A nossa identidade é a nossa história de vida – quem somos, quem são os nossos, o que fomos, o que fizemos, como o fizemos, os nossos méritos, os nossos erros, etc. Mas a reforçar a identidade há aquilo a que chamamos “marcas identitárias”. Cada um de nós tem as suas mais ou menos relevantes, mas sempre importantes na nossa formação e no nosso percurso de vida.
Por exemplo no meu caso as minhas principais marcas identitárias estão relacionadas, principalmente, com o meu pai (Coimbra, Medicina), com minha mãe (Braga), com minha avó (Vilar de Maçada, Douro). De facto, nasci em Coimbra porque foi aí que meu pai (natural do Rio de Janeiro), se licenciou e onde exerceu medicina. Também eu me fiz médico, e com a mesma especialidade, urologia, do meu progenitor e trabalhando nas mesmas instituições a que meu pai sempre se dedicou, Faculdade de Medicina e o seu Hospital da Universidade. A ligação a Vilar de Maçada/Vila Real e ao Douro vem das raízes da minha avó paterna, Maria Luísa.
Mas as “marcas identitárias” não são só de pessoas, mas igualmente dos países, das regiões, das cidades e de um modo geral dos povos. Habitualmente relacionam-se com grandes feitos que ocupam um lugar na História tendo-se ficado a dever a realizações individuais ou coletivas.
O nosso Portugal heroico e aventureiro, das descobertas, que deu “novos mundos ao mundo”, foi cantado por Luís de Camões. Esta é uma “marca” que celebramos a 10 de junho (dia em que morreu Camões, em 1580) e que orgulhosamente designamos por Dia de Portugal, de Camões e das Comunidades Portuguesas.
Para ficarmos com uma pequena ideia da grandeza do poeta dos Lusíadas, basta-nos recorrer a Miguel Torga, outro grande português, e às palavras que proferiu em sua homenagem, em Macau, no dia de Portugal, em 1989.

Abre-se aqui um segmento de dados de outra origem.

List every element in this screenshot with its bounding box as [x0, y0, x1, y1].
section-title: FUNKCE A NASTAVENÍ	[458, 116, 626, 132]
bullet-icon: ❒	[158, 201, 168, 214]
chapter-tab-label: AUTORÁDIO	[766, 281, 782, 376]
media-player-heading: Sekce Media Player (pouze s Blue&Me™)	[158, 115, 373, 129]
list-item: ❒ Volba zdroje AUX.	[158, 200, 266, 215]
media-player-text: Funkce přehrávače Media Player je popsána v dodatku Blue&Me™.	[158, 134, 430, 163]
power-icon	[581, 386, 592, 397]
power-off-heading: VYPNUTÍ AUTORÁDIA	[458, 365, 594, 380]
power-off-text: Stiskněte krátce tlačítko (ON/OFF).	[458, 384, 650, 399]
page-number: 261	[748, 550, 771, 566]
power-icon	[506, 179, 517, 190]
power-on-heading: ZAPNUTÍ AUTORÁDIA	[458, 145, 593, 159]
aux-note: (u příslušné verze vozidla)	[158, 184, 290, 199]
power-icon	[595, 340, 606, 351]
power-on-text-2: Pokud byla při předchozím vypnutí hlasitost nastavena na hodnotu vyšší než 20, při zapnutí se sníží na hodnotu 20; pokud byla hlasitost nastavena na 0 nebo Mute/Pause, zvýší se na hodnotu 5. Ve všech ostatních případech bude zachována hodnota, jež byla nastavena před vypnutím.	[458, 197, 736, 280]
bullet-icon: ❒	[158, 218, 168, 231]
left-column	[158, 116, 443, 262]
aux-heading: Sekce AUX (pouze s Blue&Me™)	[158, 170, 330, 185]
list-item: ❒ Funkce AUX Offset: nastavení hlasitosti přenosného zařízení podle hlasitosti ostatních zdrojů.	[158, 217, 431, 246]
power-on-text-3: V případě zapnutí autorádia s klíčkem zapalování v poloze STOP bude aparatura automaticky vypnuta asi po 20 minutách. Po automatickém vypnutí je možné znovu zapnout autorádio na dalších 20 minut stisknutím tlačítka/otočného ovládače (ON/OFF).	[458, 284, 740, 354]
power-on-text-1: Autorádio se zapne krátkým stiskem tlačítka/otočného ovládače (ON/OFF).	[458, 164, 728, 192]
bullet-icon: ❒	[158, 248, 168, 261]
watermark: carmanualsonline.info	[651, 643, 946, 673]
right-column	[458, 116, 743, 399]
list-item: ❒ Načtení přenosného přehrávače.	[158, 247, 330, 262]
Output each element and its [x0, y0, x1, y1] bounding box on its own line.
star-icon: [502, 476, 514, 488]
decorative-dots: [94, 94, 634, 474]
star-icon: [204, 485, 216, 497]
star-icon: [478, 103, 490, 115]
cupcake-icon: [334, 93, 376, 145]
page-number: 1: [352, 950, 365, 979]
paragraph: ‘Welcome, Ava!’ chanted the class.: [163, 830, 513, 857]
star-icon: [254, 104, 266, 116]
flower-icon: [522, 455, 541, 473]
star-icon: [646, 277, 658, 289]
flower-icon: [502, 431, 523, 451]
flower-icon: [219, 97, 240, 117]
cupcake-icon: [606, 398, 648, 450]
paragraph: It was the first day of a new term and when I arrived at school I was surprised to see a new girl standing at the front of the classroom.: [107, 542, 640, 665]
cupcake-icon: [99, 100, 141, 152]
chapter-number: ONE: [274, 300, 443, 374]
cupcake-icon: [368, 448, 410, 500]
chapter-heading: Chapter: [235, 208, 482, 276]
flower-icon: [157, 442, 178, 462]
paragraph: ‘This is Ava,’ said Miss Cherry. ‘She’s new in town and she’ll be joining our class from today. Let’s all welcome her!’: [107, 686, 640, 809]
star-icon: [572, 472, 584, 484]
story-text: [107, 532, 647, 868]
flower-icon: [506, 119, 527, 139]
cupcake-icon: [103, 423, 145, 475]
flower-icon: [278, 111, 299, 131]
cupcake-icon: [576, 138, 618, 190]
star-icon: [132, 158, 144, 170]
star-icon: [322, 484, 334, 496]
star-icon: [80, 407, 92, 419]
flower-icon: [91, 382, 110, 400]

A história mental da humanidade regista obras famosas: a de Gilgamesh (A epopeia de Gilgamesh um longo poema), a Ilíada (de Homero), a Odisseia (atribuída a Homero), a Eneida (de Virgílio), e a própria Divina Comédia (de Dante), que é uma epopeia de almas. Mas nenhuma como os Lusíadas cantou a natureza com tanta naturalidade e fragrância, exprimiu o homem tão de acordo com o entendimento que ele hoje tem de si mesmo, e celebrou com igual justiça e perenidade um esforço civilizacional coletivo… Como salienta Torga, enquanto Homero, Virgílio e Ulisses cantaram semideuses e figuras de ficção Camões, pelo contrário,… pinta indivíduos coetâneos em ação, que se chamam Gamas, Albuquerques, Castros, Leonardos ou Velosos e atuam por conta própria…
No século passado vários heróis se destacaram na defesa dos seus povos e das suas pátrias, deixando a sua marca na História. Na África do Sul, Nelson Mandela dedicou a sua vida a uma causa, o fim da segregação racial imposta pela minoria branca aos negros (apartheid), o que lhe valeu 27 anos de cativeiro. Após a sua libertação foi eleito Presidente da República e soube evitar um banho de sangue conseguindo impor a paz e a sã convivência entre brancos e negros na jovem democracia sul-africana.
Winston Churchill foi o Primeiro-Ministro britânico que conduziu a Inglaterra e o povo inglês à vitória final na guerra contra Hitler e o nazismo. É célebre o seu discurso no parlamento, em maio de 1940, quando iniciou as funções como chefe do governo, em que declarou: “Nada mais tenho para oferecer do que trabalho, sangue, suor e lágrimas”.
Ghandi e Gorbachev também foram heróis e assim figuram na galeria dos grandes na História Contemporânea.
Os Homens, segundo Brecht, dividem-se em quatro grupos: “Há homens que lutam um dia e são bons. Há outros que lutam um ano e são melhores. Há aqueles que lutam muitos anos e são muito bons. Mas há os que lutam toda a vida, esses são os imprescindíveis”. Os nossos heróis fazem parte do último grupo.